Vanilla is a complex and delicious flavour



If we’re looking at the code shipping in Endless OS today, then yes, our desktop is vanilla GNOME Shell with a few hundred patches on top, and yes, as a result, rebasing onto new GNOME releases is a lot of work. But the starting point for Endless OS was not “what’s wrong with GNOME?” but “what would the ideal desktop look like for a new category of users?”.

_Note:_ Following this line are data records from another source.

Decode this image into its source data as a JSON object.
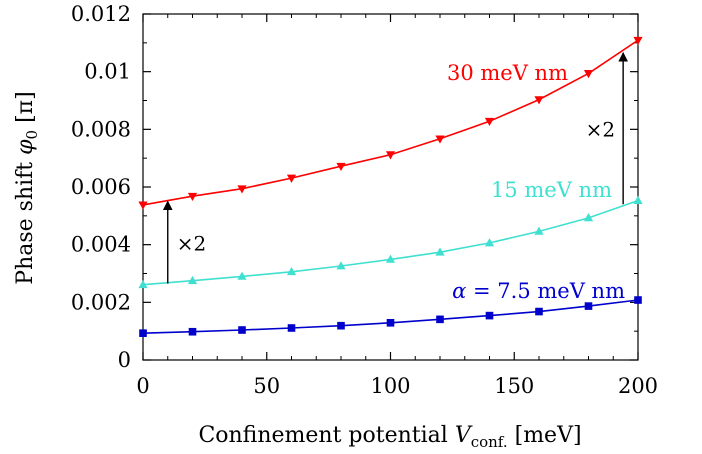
{
  "chart_data": {
    "type": "line",
    "xlabel": "Confinement potential",
    "xlabel_var": "V",
    "xlabel_sub": "conf.",
    "xlabel_unit": "[meV]",
    "ylabel": "Phase shift",
    "ylabel_var": "φ",
    "ylabel_sub": "0",
    "ylabel_unit": "[π]",
    "xlim": [
      0,
      200
    ],
    "ylim": [
      0,
      0.012
    ],
    "xticks": [
      0,
      50,
      100,
      150,
      200
    ],
    "xtick_labels": [
      "0",
      "50",
      "100",
      "150",
      "200"
    ],
    "yticks": [
      0,
      0.002,
      0.004,
      0.006,
      0.008,
      0.01,
      0.012
    ],
    "ytick_labels": [
      "0",
      "0.002",
      "0.004",
      "0.006",
      "0.008",
      "0.01",
      "0.012"
    ],
    "grid": false,
    "x": [
      0,
      20,
      40,
      60,
      80,
      100,
      120,
      140,
      160,
      180,
      200
    ],
    "series": [
      {
        "label": "30 meV nm",
        "color": "#ff0000",
        "marker": "triangle-down",
        "values": [
          0.00538,
          0.00568,
          0.00594,
          0.00631,
          0.00672,
          0.00712,
          0.00767,
          0.00828,
          0.00903,
          0.00994,
          0.01109
        ]
      },
      {
        "label": "15 meV nm",
        "color": "#40e0d0",
        "marker": "triangle-up",
        "values": [
          0.00261,
          0.00275,
          0.0029,
          0.00306,
          0.00326,
          0.00349,
          0.00374,
          0.00406,
          0.00446,
          0.00493,
          0.00553
        ]
      },
      {
        "label_prefix": "α",
        "label": "= 7.5 meV nm",
        "color": "#0000cc",
        "marker": "square",
        "values": [
          0.00093,
          0.00098,
          0.00104,
          0.00111,
          0.00119,
          0.00129,
          0.00141,
          0.00154,
          0.00168,
          0.00187,
          0.00208
        ]
      }
    ],
    "annotations": [
      {
        "text": "×2",
        "arrow_x": 10,
        "arrow_from": 0.00265,
        "arrow_to": 0.0055
      },
      {
        "text": "×2",
        "arrow_x": 194,
        "arrow_from": 0.0054,
        "arrow_to": 0.01065
      }
    ]
  }
}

When Endless began, the goal was to create a new desktop computing product, targeting new computer users in communities which were under-served by existing platforms and products. The company conducted extensive field research, and designed a desktop user interface for those users. Prototypes were made using various different components, including Openbox, but ultimately the decision was made to base the desktop on GNOME, because GNOME provided a collection of components closest to the desired user experience. The key point here is that basing the Endless desktop on GNOME was an implementation detail, made because the GNOME stack is a robust, feature-rich and flexible base for a desktop.
Over time, the strategy shifted away from being based solely around first-party hardware, towards distributing our software a broader set of users using standard desktop and laptop hardware. Around the same time, Endless made the switch from first- and third-party apps packaged as a combination of Debian packages and an in-house system towards using Flatpak for apps, and contributed towards the establishment of Flathub. Part of the motivation for this switch was to get Endless out of the business of packaging other people’s applications, and instead to enable app developers to directly target desktop Linux distributions including, but not limited to, Endless OS.
A side-effect of this change is that our user experience has become somewhat less consistent because we have chosen not to theme apps distributed through Flathub, with the exception of minimize/maximize window controls and a different UI font; and, of course, Flathub offers apps built with many different toolkits. This is still a net positive: our users have access to many more applications than they would have done if we had continued distributing everything ourselves.